The Thing About Knives and Beauty

So here’s Amélie Ségarra, a French ballerina, standing on top of a grand piano in some gorgeous, empty Baroque theater in Girona that’s seen better centuries. But she’s not wearing regular pointe shoes, those pretty pink torture devices that already mangle feet into gnarled question marks by age twenty-five. No, Pérez has welded kitchen knives to the tips. Actual stainless steel blades, the kind you’d use to break down a side of something once living.
And she dances.
The whole thing starts sweet, you know? Music box tinkle, ballerina doing her thing, that inherited vocabulary of grace we’ve all agreed means something about transcendence or whatever lie we tell ourselves. But then, the camera starts circling, and you realize she’s not transcending shit. She’s fighting. The knives screech across the piano lid, carving wounds into the lacquer, and she’s stumbling, screaming, trying to keep her balance on instruments designed to cut, eight inches above the surface on blade-tips that want nothing more than to find flesh or wood.
What We Talk About When We Talk About Performance
Artaud would’ve loved this. The violence of it. The way it makes literal what every artist already knows: that beauty is carved out of something, that grace costs blood, that the audience sitting in the dark demands you bleed out there under the lights until there’s nothing left but the shapes your pain makes in space.
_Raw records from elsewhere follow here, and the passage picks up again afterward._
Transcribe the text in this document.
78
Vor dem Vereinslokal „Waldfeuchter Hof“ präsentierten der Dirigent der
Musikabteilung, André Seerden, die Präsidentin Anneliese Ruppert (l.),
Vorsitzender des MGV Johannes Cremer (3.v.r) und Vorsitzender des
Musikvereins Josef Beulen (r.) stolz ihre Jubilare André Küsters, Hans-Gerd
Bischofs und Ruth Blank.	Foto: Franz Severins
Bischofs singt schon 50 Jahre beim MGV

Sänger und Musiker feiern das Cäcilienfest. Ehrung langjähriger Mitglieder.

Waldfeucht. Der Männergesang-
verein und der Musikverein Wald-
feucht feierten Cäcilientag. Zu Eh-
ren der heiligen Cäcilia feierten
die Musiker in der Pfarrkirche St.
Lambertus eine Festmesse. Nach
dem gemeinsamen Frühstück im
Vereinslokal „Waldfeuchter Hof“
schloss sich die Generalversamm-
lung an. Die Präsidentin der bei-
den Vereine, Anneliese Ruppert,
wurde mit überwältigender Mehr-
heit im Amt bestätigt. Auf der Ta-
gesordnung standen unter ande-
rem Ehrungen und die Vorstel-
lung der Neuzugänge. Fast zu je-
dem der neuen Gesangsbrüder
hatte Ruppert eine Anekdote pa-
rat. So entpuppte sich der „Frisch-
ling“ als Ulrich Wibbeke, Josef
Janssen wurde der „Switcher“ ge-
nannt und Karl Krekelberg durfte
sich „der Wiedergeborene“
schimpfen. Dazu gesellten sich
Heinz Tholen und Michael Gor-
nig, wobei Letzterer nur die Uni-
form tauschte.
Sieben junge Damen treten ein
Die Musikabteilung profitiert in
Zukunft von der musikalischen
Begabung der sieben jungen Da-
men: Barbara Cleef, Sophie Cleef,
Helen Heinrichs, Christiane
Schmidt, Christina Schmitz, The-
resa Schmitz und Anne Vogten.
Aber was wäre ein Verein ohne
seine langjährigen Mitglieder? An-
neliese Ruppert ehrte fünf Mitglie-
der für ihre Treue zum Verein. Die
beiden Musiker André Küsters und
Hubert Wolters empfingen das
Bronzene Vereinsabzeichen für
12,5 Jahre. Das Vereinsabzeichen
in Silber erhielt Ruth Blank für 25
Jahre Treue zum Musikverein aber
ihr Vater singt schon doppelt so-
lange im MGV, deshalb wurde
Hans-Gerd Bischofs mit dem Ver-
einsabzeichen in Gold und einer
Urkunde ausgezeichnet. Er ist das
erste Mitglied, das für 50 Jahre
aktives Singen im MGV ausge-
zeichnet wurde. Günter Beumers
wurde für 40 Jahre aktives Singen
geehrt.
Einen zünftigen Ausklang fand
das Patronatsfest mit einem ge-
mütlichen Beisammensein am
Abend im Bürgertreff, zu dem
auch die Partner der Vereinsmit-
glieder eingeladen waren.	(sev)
Because ballet’s always been a beautiful knife job anyway. The eating disorders, the destroyed joints, the way little girls are taught that beauty means making your body do impossible things until it breaks. Pérez just made the metaphor scream out loud. He put the blade on the outside where we can all see it, where we can’t pretend anymore that what we’re watching is anything but sustained, gorgeous violence against the self.
The piano gets it too, that instrument of civilization, of culture, of all those recitals in all those parlors where nice people learned to make pretty sounds. Now it’s a scarred battleground, a stage that keeps score, marked by every failed attempt to maintain the illusion.
The Theater Is Empty Except for the Camera
And that’s the other thing, she’s alone in this darkened theater. No audience except the lens. Which means she’s not performing for anyone but herself, or for the idea of performance itself, or for everyone who’ll ever see the video and understand that when we say “I gave everything,” we’re usually lying, but sometimes, sometimes, someone actually does it.
Francis Bacon understood that. The way people destroy themselves for their art, their craft, their obsession. How the line between dedication and self-immolation gets real fucking blurry when you’re actually good at something, when you actually care. How the people who make the most beautiful things are often the ones most brutally intimate with pain, with the knife’s edge, with the moment when you realize you can’t stop even though continuing might kill you.
Nine Minutes of Truth
The video’s nine minutes long. That’s it. Nine minutes of a woman trying not to fall while her feet turn weapons into an extension of classical technique, nine minutes of metal on wood, of muscle and will against physics and fear. It’s not comfortable. It’s not supposed to be.
Pérez titled it En puntas, on point, on the tips, which is both the ballet term and the absolute fucking truth of what he’s showing you. This is what it looks like when the mask slips, when the artifice reveals the reality underneath, when beauty stops lying about what it costs.
I want to look away. I can’t. Because hidden underneath all my cultural bullshit about art and grace and performance is this: someone, somewhere, is always standing on knives trying to make something beautiful before they lose their balance. And I am (maybe you) are sitting in the dark, watching, waiting to see if they fall.